Diğer bir önemli bir nokta, Çin aslında, başından beri, sanıldığı gibi çok merkezi bir sisteme sahip değildi. 1979’a kadar Çin, Rusya’ya göre daha az merkezi bir ekonomiydi. Çin’de yerel otoriteler daha belirleyiciydi. Fabrikaların önemli bir kısmı Çin’de yerel idari birimler tarafından belirlenirken, neredeyse tamamı Moskova’dan yönetiliyordu. Ölçek olarak da Rusya’da firmalar oldukça büyüktü. Çin’in daha az merkezi olmasının kaynağında devasa coğrafyasının ve nüfusun etkisi olduğu gibi, Mao Zedong’ın da bilinçli bir politikasıydı. Dahası, bu yapı aynı zamanda Çin’e deneysel olma imkânı da verdi.  Yani Çin genel olarak bir uygulamayı bir bölgede yapıp sonuçlarına göre diğer bölgelere yayma stratejisi izledi. Bu yönüyle, Çin’in merkezi olarak görünen yapısı aslında dinamik ve merkezi olmayan bir yapıdır. Rusya gibi merkezi yapıların çok kısa sürede hantallaştığı ve durağanlaştığı bilindiğinden bunun önemli bir özellik olduğu açık. Bu anlamda, Çin’in endüstrileşme çabasını sadece piyasa yanlı reformlar olarak görmek veya sadece yukarıdan aşağı bir kalkınma stratejisi olarak görmek eksik olur. Her ikisi de söz konusudur.  Bu yanıyla, endüstrileşme Çin karakteristiği taşır, diğer Asya ülkelerine benzemediği gibi, piyasalara büyük alan açan sosyalizm sonrası geçiş ekonomilerine de benzemez.
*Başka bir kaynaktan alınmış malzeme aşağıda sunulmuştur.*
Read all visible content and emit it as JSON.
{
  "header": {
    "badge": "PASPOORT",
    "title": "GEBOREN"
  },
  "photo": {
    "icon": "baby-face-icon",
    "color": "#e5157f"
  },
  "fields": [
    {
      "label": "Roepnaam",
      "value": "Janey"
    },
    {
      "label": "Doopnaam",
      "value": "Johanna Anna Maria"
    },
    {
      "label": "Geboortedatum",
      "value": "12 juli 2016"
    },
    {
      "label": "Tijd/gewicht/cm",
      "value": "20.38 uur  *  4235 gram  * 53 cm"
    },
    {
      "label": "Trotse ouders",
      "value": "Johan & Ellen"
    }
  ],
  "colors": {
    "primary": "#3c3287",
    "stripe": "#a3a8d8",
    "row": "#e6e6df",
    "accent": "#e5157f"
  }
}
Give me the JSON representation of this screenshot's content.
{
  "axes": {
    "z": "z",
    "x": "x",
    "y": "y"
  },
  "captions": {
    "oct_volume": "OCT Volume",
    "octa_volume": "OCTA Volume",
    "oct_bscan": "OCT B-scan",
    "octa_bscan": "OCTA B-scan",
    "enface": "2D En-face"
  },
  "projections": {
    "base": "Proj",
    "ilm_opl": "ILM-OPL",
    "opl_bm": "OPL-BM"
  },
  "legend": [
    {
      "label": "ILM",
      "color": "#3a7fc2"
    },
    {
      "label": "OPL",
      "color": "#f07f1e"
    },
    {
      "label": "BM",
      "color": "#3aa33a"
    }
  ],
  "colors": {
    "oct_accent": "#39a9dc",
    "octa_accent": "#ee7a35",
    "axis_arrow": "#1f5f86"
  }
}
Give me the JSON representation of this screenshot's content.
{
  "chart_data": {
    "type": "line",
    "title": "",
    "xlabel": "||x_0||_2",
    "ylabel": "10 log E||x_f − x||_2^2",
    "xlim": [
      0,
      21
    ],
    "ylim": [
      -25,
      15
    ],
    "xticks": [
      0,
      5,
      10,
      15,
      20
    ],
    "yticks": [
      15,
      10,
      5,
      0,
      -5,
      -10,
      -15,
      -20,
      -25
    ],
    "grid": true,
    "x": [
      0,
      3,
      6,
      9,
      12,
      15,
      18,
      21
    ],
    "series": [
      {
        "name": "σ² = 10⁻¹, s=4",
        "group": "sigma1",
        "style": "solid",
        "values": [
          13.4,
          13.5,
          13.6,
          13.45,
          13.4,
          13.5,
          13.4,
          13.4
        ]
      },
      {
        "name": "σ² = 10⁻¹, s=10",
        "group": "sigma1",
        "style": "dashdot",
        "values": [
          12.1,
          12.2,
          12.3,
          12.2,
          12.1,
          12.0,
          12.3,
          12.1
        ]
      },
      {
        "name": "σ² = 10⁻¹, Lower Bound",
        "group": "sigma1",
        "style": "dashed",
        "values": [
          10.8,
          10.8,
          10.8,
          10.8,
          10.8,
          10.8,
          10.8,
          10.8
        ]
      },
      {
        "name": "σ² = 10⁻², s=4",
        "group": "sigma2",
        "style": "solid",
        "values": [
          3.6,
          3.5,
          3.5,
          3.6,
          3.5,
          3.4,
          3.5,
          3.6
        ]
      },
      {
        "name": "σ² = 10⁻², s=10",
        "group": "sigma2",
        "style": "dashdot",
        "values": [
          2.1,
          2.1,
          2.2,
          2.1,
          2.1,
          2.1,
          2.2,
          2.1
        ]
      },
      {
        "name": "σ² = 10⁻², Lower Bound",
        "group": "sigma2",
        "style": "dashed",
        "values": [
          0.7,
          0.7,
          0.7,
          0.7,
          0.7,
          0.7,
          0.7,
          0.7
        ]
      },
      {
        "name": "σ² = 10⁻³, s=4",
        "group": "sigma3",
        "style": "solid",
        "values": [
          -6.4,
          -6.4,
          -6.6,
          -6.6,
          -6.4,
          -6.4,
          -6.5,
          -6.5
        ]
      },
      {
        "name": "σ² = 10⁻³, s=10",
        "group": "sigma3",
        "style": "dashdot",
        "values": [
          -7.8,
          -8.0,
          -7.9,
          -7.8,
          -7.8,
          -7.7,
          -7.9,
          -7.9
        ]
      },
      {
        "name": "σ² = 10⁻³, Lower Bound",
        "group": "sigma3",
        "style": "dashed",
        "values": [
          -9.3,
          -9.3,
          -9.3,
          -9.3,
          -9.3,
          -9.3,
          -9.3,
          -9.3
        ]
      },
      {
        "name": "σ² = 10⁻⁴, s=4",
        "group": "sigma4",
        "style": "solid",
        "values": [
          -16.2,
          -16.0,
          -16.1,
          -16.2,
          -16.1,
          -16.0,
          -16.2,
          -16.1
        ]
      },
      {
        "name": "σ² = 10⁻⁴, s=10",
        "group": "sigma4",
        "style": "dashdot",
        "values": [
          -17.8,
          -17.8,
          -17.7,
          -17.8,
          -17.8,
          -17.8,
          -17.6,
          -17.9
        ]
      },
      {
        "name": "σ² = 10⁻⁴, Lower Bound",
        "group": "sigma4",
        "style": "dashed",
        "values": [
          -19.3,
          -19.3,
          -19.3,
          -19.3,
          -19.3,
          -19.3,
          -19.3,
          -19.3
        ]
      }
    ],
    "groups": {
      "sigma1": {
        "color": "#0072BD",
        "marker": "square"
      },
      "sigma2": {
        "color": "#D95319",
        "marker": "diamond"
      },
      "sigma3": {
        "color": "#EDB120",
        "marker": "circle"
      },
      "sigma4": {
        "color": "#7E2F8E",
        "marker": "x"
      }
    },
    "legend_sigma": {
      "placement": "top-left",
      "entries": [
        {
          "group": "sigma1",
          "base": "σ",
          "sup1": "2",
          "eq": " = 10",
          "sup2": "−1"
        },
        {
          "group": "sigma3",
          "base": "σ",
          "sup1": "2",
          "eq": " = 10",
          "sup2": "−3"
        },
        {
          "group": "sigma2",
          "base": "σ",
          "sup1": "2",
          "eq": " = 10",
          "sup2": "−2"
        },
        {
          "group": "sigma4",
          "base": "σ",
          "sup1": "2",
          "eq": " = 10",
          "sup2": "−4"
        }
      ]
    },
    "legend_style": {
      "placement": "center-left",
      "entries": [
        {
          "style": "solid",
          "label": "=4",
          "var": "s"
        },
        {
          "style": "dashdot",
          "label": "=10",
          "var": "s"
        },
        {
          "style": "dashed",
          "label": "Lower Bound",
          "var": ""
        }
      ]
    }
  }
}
Türkiye’de mevcut iktidar, Çin modelini neredeyse döviz kuru politikasına indirgemek niyetindedir. Fakat sadece döviz kuru politikasına bakılsa bile sorunun nasıl yanlış anlaşıldığı görülür. Çünkü Çin döviz kurunu çok sistematik bir biçimde farklı periyotlarda farklı amaçlar için kullanmıştır. Örneğin, 1979-1994 arasında ihracatını rekabetçi kılmak için değer kaybına müsaade etti; 1994-2005 arası yabancı yatırımcılar için döviz kurunun istikralı olması için parasını dolara sabitledi; 2005-2015 arası ABD’den Çin’in ucuz döviz kuru politikasına dönük artan baskılar sonucu parasının dolara karşı dalgalanmasına bıraktı;  2015’den sonra piyasadaki değerini daha doğru bulması ve renminbinin rezerv para olması yönündeki hedef doğrultusunda renminbinin günlük belirli bir bant içinde dalgalanmasına imkân verdi. Çin’le kıyaslandığında Türkiye’nin hiçbir zaman böyle bir stratejisi olmadı.  Bildiğimiz gibi, 2000’li yıllardan itibaren belirli döneme kadar değerli bir kur ve ondan sonra da değerini fazlasıyla kaybeden bir dönem söz konusu oldu. Açık ve gelişmekte olan ülkelerde döviz kuru önemli bir değişkendir. Değerinin istenilen amaç doğrultusunda yönlendirilmesi gerekir. Döviz kuru üzerinde kontrol kaybının yarattığı sorunları 1997 Asya krizini yaşayan ülkeler çok net şekilde tecrübe ettiler. Bu yüzden, bu tarihten itibaren döviz kurunun kontrol etmek için rezerv biriktirmeye dönük bir stratejiye yöneldiler.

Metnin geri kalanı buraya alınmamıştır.